13 can be fixed, the mechanism is simple, and the centering work is easy. Further, since it is based on the rack and pinion mechanism, the resistance is low and the power loss is smaller than that of the screw and nut mechanism shown in FIG.

[0025]

As described above, according to the present invention,
An extremely simple mechanism is sufficient for tilting the actuated body, and the actuated body operates at high speed despite the use of a rack and pinion mechanism for reciprocating the operating rod. It is something that can be done. That is, the present invention can be sufficiently applied to the tilting operation and the high-speed operation of the operated body without any problem.

Therefore, it is extremely useful to use it as a synchronizing machine between operating machines. That is, as a tuning machine, it can be sufficiently applied to the tilting operation and the high-speed operation of the operated body,
Further, an effect that power loss is small as compared with the screw nut mechanism shown in FIG. 7 can be obtained.

[Brief description of the drawings]

1A and 1B show a linear actuator according to the present embodiment, wherein FIG. 1A is a partial cross-sectional plan view, FIG. 1B is a schematic diagram of the device configuration of FIG. 1A, and FIG. 1C is a line AA in FIG. It is the partial cross-section side view which made the cross section.

FIG. 2 is a schematic diagram showing a configuration in which a plurality of actuators of the present embodiment are used in conjunction with each other.

FIG. 3 is a schematic diagram showing an example in which the present embodiment is used as a tuning machine.

FIG. 4 is an external view showing an example of a conventional linear actuator interlocking mechanism using a plurality of rack and pinion mechanisms.

FIG. 5 is an external view showing an example of a linear actuator using a conventional worm gear mechanism.

FIGS. 6A and 6B show a linear actuator disclosed in Japanese Patent Application Laid-Open No. 58-50351, wherein FIG. 6A is a vertical sectional front view, and FIG.

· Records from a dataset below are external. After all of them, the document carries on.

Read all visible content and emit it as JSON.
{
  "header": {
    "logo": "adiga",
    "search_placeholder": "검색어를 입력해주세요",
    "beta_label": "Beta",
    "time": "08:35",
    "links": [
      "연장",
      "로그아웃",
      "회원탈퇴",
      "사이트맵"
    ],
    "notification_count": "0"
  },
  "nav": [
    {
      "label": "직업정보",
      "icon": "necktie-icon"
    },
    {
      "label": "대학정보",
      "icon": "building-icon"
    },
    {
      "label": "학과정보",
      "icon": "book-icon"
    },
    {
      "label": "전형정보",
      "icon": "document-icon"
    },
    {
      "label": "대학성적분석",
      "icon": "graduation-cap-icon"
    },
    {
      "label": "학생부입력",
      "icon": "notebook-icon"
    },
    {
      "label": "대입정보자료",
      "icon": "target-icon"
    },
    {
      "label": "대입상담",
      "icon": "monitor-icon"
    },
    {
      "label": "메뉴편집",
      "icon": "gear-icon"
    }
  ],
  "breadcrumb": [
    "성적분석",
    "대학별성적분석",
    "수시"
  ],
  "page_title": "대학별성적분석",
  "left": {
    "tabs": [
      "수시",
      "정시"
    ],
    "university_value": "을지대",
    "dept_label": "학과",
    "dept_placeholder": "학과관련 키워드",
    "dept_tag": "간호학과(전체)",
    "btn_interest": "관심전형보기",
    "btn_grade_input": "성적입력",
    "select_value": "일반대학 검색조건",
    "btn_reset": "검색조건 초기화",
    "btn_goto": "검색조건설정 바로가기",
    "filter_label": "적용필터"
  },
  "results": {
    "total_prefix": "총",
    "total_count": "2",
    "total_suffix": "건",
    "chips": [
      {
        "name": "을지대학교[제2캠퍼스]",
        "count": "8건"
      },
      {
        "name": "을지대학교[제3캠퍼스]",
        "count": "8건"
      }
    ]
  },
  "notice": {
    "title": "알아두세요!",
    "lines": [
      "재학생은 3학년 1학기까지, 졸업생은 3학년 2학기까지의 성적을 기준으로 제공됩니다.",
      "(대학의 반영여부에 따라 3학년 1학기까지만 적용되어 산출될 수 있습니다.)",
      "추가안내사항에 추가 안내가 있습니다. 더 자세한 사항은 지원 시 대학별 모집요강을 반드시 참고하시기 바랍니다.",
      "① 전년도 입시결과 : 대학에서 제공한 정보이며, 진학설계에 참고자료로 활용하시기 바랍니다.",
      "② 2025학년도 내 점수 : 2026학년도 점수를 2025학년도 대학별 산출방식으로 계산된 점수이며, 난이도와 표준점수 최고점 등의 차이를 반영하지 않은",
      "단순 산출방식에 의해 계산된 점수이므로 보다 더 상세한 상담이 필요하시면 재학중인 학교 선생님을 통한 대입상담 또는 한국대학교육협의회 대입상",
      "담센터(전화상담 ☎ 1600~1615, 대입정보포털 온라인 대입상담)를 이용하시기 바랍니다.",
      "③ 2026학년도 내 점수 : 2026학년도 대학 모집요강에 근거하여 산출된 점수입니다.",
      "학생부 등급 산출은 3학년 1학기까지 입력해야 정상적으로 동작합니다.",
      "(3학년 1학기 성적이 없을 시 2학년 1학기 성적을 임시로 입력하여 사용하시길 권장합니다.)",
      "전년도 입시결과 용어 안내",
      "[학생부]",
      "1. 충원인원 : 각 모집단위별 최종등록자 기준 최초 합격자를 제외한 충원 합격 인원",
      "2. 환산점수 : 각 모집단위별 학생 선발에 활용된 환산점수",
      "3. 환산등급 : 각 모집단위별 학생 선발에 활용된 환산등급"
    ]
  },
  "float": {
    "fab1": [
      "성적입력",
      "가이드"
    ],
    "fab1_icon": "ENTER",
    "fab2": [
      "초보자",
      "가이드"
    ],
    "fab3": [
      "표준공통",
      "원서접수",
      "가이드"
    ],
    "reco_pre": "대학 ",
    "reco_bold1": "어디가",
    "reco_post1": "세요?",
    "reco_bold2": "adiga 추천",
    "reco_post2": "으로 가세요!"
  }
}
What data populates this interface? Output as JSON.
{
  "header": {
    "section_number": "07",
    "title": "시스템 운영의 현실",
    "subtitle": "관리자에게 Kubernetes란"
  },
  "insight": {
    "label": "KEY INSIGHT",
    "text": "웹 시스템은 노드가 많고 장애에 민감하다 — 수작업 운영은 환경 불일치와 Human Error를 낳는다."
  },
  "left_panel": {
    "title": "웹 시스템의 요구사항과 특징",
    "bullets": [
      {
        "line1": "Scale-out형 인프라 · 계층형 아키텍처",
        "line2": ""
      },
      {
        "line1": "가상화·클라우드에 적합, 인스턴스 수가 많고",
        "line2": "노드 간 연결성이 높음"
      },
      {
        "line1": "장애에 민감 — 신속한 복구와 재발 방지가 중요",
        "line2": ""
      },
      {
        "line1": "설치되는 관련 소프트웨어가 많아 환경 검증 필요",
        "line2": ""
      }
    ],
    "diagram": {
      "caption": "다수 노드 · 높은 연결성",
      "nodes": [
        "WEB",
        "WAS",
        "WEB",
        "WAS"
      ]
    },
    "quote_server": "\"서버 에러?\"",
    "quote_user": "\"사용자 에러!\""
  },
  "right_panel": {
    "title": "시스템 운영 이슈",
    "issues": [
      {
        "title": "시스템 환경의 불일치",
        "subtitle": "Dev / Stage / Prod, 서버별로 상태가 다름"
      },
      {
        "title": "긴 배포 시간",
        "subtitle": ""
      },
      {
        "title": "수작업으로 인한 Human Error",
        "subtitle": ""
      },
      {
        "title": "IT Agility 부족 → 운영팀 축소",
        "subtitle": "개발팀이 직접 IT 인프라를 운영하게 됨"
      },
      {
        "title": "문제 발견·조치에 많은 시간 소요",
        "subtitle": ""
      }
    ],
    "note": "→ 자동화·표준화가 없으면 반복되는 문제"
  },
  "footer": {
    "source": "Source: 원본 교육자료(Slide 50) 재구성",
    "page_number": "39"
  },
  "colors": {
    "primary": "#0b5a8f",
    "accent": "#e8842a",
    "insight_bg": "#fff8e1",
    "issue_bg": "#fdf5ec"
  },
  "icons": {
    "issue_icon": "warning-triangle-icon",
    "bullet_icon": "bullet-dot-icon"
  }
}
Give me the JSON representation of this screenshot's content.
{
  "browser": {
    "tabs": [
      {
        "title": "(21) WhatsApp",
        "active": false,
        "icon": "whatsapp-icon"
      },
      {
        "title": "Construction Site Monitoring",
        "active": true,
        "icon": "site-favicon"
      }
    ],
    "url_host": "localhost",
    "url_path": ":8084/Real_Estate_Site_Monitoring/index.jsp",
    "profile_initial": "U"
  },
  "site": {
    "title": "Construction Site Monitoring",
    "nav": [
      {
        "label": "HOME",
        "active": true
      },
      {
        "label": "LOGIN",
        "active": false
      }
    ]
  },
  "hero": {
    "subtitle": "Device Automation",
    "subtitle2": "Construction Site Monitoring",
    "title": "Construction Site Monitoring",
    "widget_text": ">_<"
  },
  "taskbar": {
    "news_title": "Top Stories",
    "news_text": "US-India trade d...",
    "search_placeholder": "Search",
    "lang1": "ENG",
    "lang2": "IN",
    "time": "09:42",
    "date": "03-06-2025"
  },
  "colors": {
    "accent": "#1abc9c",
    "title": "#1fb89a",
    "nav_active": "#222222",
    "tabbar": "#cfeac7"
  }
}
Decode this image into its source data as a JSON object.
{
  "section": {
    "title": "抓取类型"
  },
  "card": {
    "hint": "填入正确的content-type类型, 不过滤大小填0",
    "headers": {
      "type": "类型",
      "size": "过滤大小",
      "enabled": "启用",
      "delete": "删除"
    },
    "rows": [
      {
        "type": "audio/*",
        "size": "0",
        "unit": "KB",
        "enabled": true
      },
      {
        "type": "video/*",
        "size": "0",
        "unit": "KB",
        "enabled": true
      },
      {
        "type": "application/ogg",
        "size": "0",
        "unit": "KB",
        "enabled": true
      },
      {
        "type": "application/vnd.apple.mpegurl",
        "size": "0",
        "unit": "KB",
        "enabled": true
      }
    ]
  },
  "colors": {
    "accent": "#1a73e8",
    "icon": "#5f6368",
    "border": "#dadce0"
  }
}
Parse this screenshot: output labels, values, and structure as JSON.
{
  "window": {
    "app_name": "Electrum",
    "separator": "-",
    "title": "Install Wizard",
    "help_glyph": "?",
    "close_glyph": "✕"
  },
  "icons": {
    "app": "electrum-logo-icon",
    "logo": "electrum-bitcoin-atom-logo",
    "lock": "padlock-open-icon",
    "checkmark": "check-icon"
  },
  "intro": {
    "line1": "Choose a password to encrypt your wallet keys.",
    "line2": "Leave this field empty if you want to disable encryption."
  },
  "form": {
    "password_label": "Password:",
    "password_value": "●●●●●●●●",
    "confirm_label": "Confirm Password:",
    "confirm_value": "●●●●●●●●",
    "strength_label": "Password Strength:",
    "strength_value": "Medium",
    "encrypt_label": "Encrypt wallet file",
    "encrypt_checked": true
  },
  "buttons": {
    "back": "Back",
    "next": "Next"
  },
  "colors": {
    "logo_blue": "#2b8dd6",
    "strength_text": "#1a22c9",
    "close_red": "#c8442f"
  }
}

FIG. 7 is a sectional front view showing a tuning machine disclosed in Japanese Utility Model Laid-Open No. 59-115104.

[Explanation of symbols]

 REFERENCE SIGNS LIST 1 operating rod 2 first gear 3 housing 4 first rotating shaft 5 second rotating shaft 6 second gear 7 output gear 8 motor 9 actuated body

Claims (2)

(57) [Claims] A first rotating shaft supporting both an operating rod having teeth forming a rack, a first gear meshing with the teeth of the operating rod, and a second gear separate from the operating gear; A second rotating shaft that supports a gear that meshes with the second gear; a supporting portion that supports the operating rod so as to reciprocate in the axial direction thereof; and the first rotating shaft and the second rotating shaft that are rotatable. A linear actuator, comprising: a device main body formed of a supporting bearing portion, wherein the operating rod and the second rotating shaft are arranged so that their axis center lines are orthogonal to each other. 2. An interlocking linear operation mechanism comprising a plurality of single linear actuators arranged therein, wherein the plurality of linear actuators according to claim 1 are arranged and their second rotary shaft ends are connected to each other. Interlocking linear actuation mechanism that is the feature.